Architecture, Modelling, and Performance :

- Apply Strong knowledge of data modelling, indexing, and query optimisation techniques suitable for both traditional relational stores and modern unstructured data repositories.

- Leverage proven Experience with cloud platforms (Azure preferred), utilizing services beyond ADF and Databricks for storage, compute, and serverless processing.

- Ensure data quality, governance, and security are maintained throughout the GenAI data lifecycle.

MLOps and GenAI Integration :

- Possess Exposure to MLOps practices for the reliable deployment, monitoring, and governance of AI/ML models.

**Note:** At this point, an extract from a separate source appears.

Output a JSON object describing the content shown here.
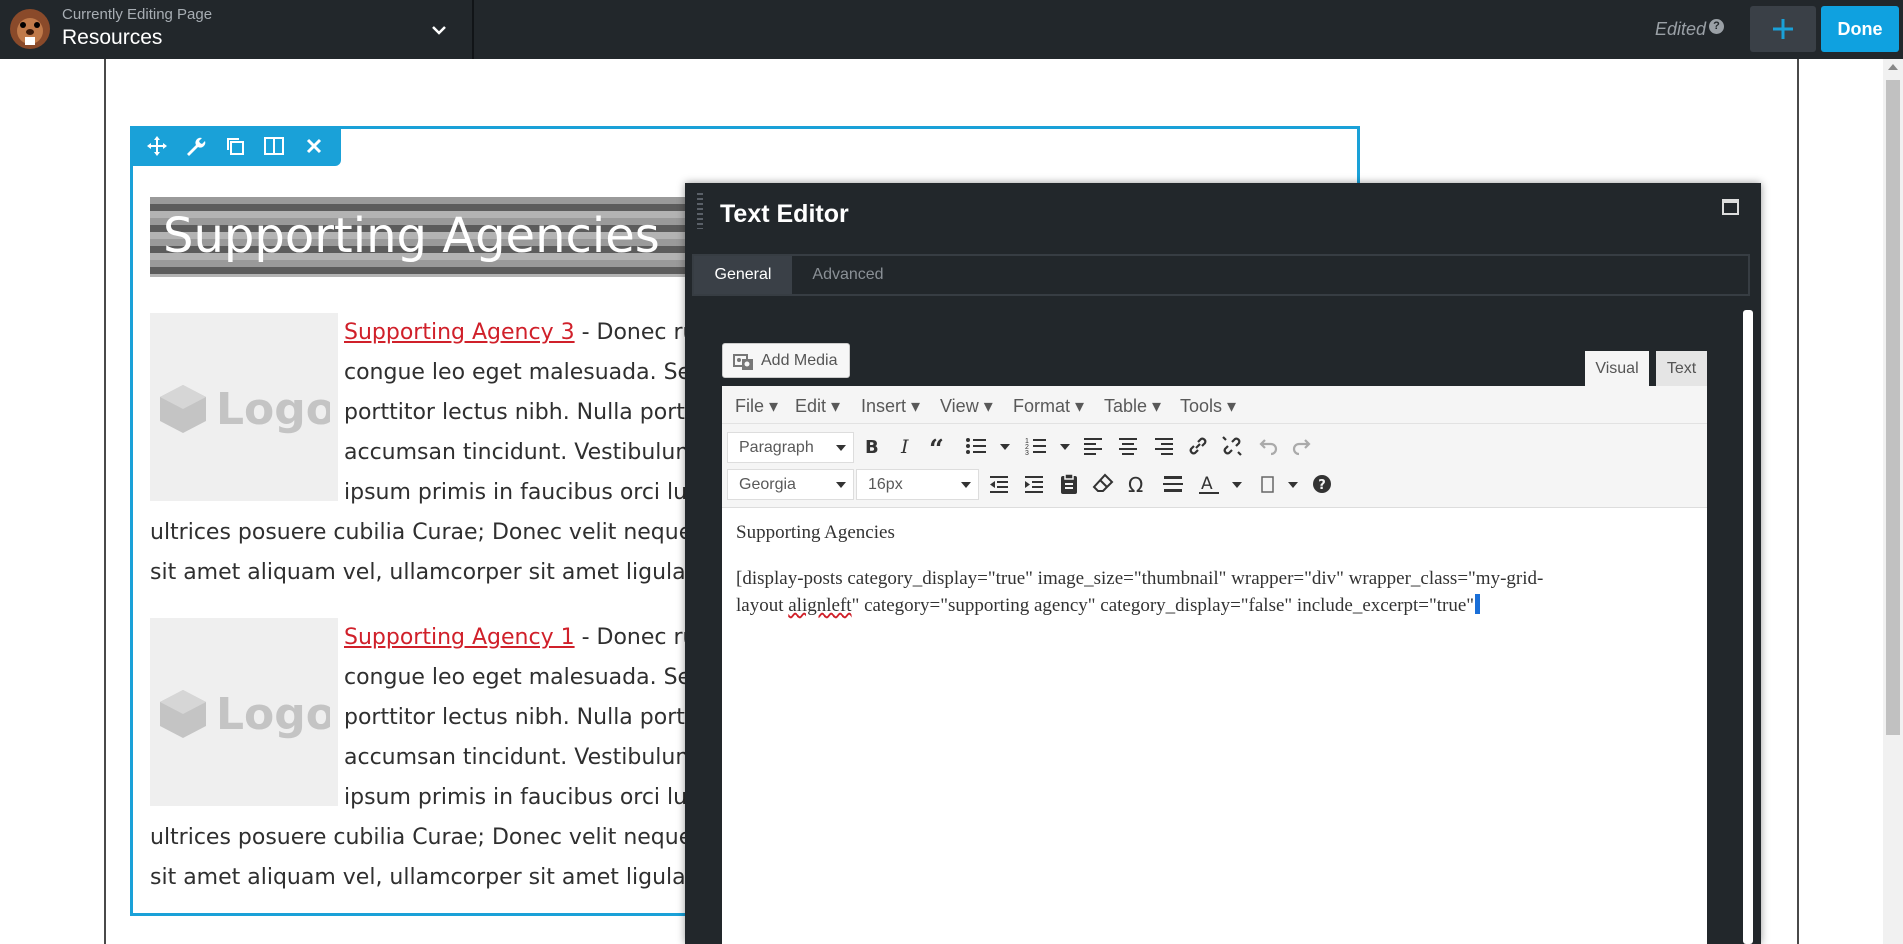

- Demonstrate practical Exposure to LLM fine-tuning processes and managing data preparation necessary for effective model customization and training.

- Contribute to the overall architectural strategy for data integration within GenAI applications, including leveraging knowledge graphs for enhanced data contextualization.

Mandatory Skills & Qualifications :

- Experience : 8-12 Years in Data Engineering/AI Engineering roles.

- ETL/Cloud : Proven experience in Azure Data Factory (ADF) and Databricks for building ETL/ELT workflows.

- Data Proficiency : Strong knowledge of data modelling, indexing, and query optimisation.

- AI/GenAI : Experience with knowledge graphs or RAG (Retrieval-Augmented Generation) pipelines and Vector Databases.

- MLOps : Exposure to MLOps practices and LLM fine-tuning.

- Platform : Experience with cloud platforms (Azure preferred).

Preferred Skills :

- Proficiency in Python and PySpark for data transformation scripting.

- Experience with Azure AI services (e.g., Azure OpenAI Service).

- Knowledge of containerization (Docker, Kubernetes) for model serving.

- Experience with unstructured data processing libraries (e.g., spaCy, NLTK).